According to Decc, the scheme will save people £6 billion, cut costs to suppliers by around £11 billion which it said should be passed onto customers, and save the UK £1.5 billion thanks to reductions in greenhouse gases.
A net benefit of £7.3 billion would be seen over the next 20 years, officials said, equating to a £23 a year saving by 2020 rising to a saving of £42 by 2030.
One key concern from campaigners is that most of the savings will be achieved by consumers only if they use the meter readings to change their behaviour. The meters will display how much energy consumers have used and what it has cost them, along with a message indicating whether this is higher or lower than normal.
Some are worried that many consumers will not know how to change their behaviour to save money. Zoe McLeod, energy expert at Consumer Focus, the watchdog, said: “To get the full benefits of this new technology customers will need support and advice on how to cut their bills and action to ensure that improvements in customer service are delivered.”
Others have said they ware worried that the roll out will be used by gas and electricity companies to try and sell consumers a range of new energy-saving products. The Decc documents make clear suppliers cannot conclude a sale while installing a meter, but they can offer advice.

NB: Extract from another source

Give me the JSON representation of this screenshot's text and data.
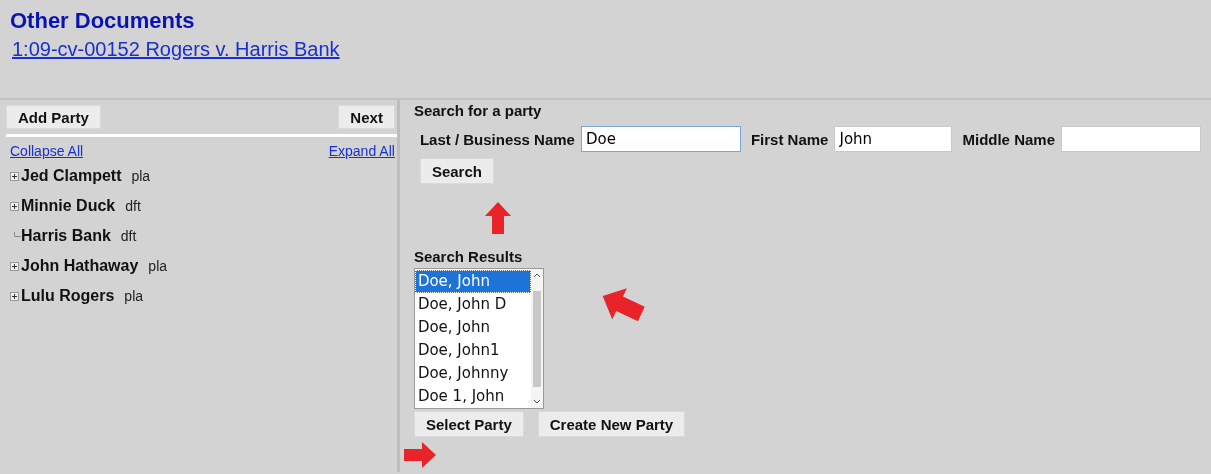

Peter Vicary-Smith, the chief executive of Which?, the watchdog, said: “The Government needs to ensure that the industry doesn’t use the roll-out as a green light to cross-sell products and services, ensuring that consumer data is fully protected. Although the Government has acknowledged these concerns, there must be zero tolerance to any companies found to be abusing this opportunity, or consumer confidence in the roll-out will be severely undermined.”
Chris Huhne, the Climate Change and Energy Secretary said: “Smart meters are a key part of giving us more control over how we use energy at home and at work, helping us to cut out waste and save money.
“In combination with our plans to reform the electricity market and introduce the green deal for homes and businesses, the roll-out of smart meters will help us keep the lights on while reducing emissions and getting the best possible deal for the consumer.”